Point Lookout- Thursday night’s very heavily attended Point Lookout Civic Association (PLCA) meeting, the first public forum since the “not-so-widely-publicized-in-advance” installation of our new local landmark 100 kw wind turbine was put up, looked set to be a must-go event, and it was.
Up to speak was Town of Hempstead Department of Conservation and Waterways Commissioner, Ron Masters.
Mr. Masters addressed local issues of town importance: beach revetments, piping plover status versus dogs on the beach after which, he offered to take any questions. Surprisingly, not a single question or comment was launched against the wind turbine. Here’s what Mr. Masters reported:
The turbine has already produced “( 85,000 Kw) ” hours of electricity in its first 3 months of operation. That’s enough to power 85 homes. That’s also about 40% of its projected annual output, in 25% of the year (even though it’a the windy season, we thought that original figure was low based on our wind resource!)
Another exciting mention: The town is possibly looking to add tidal energy to their mix there.
He did confirm, in response to the board’s direct admonition to please completely and directly let them know if and when the town is planning on doing another one, that the Town itself has no further ambitions or plans to put up another turbine. It would seem the “airing of the grievances” had already happened behind the scenes.
Then, just as he did for me personally (I had never met him before that), Ron Masters invited all residents interested in the project to come down to his office in the town’s West Marina (you know – where the wind turbine is) and let him show you around their energy park. In all fairness, I would recommend calling and making an appointment. If stopping in-keep in mind their small staff is busy doing their daily work, and not just waiting for anyone to walk in and give them a tour.
An attendee asked why alien-looking gas pumps were installed in the East Marina. Mr Masters explained that those are 100% solar powered EV(electric vehicle) charging stations.
Editor’s Note-The “problem” with EV’s (besides costs and travel distances) has been: are we going to have “clean” running transportation vehicles that run on electricity generated from coal and diesel fired power plants? If so, we’re just shifting the pollution, not really eliminating it, to where power is generated. This would not create the lower pollution people are looking for what would drive them to another form of vehicle. It’s also part of the cynicism behind the general public’s not switching to a hybrid or seriously considering an EV.
“So what’s that going to cost?” asked someone.
“It’s free for residents” Mr. Masters replied, “at least for the initial [time being]”
Other noteworthy commentary: a former PLCA president took a moment and publicly congratulated Mr.
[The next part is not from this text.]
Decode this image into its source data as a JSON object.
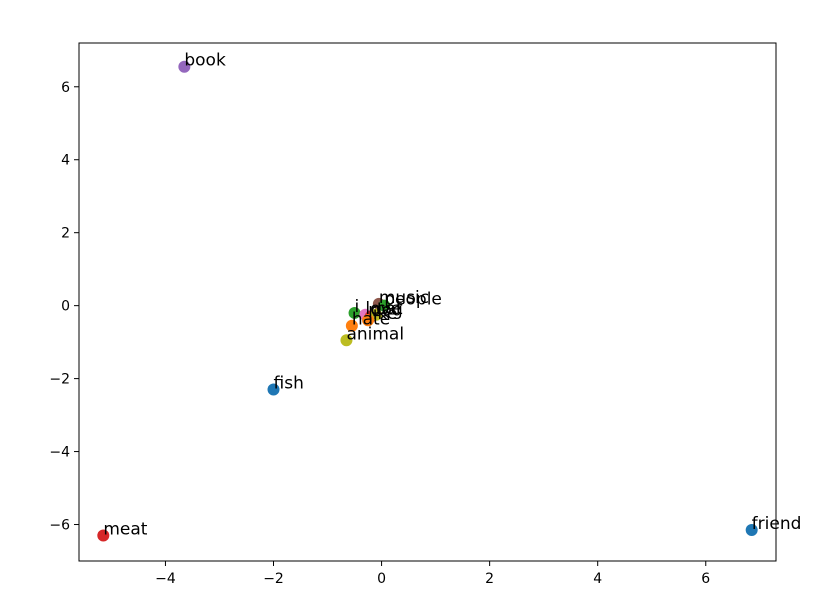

Masters on the achievement of the turbine.
This solicited not just one, but several other people’s shout outs:
“We should put those up all around here”
“We could run Point Lookout completely ‘off the grid’ ”
To the mild amusement of the crowd, Mr Masters said “I’m not the one proposing that!” in reference to the flack he must’ve taken over this already.
I did note however, he did not say he was against it!
When it seemed there were no further questions, it was my turn to ask:
“I understand that with the turbine we have from Northern Power Systems, other municipalities have received an online site that can show residents real-time tracking of the turbine’s power generated, pollution not created etc. , is this something the town is planning to do with our turbine?” You can see numerous examples of this here at :
Northern Power Systems Public View
Mr Masters said “Sure”… They would look into doing it.
Since this is supposed to be a demonstration project, what a great way to give the public info they can see for themselves, at any time, without taking up the Town’s time.
Among other speakers of local interest, Nassau County Legislator Denise Ford was there to speak and touched on the following related subjects of interest for All Our Energy.
The main thrust of her, and quite a large segment of the attendees’ interest, was the county administration’s almost fatal blunder of trying to privatize the county’s three sewage treatment plants without fully considering public welfare first. Read the story here
Radioactive Long Island
Politics aside, if it were not for the public’s current awareness of fracking, this proposal may have gone through. That, before anyone could stop a private company from coming in and accepting as a profit source waste “water” from fracking operations going on elsewhere. The poorly treated effluent from that would be dumped in the bay. This is something our treatment plants are not ready for. Our surrounding bays are at “imperiled” status already by the poorly treated waste that already is dumped there. Now we would add the industrial chemical-riddled fracking waste water being improperly treated and released into our bays?
Legislator Ford assured the public that “hearings on this privatization are not even going to happen before 2013”.
Direct commentary from an attendee was “If we can’t trust the county to run it properly and we can’t rely on the NY State DEC (Department of Environmental Conservation) to enforce the regulations with the county, how can we trust or even force a private entity.”
PLCA Environmental Committee chairman Gerry Ottavino then reminded everyone that any private entity will likely have a “battery of lawyers to deflect and delay” any issues brought against them; further complicating the process and delaying any action to stop future problems.
All in all, an interesting night for renewable energy and environmental issues.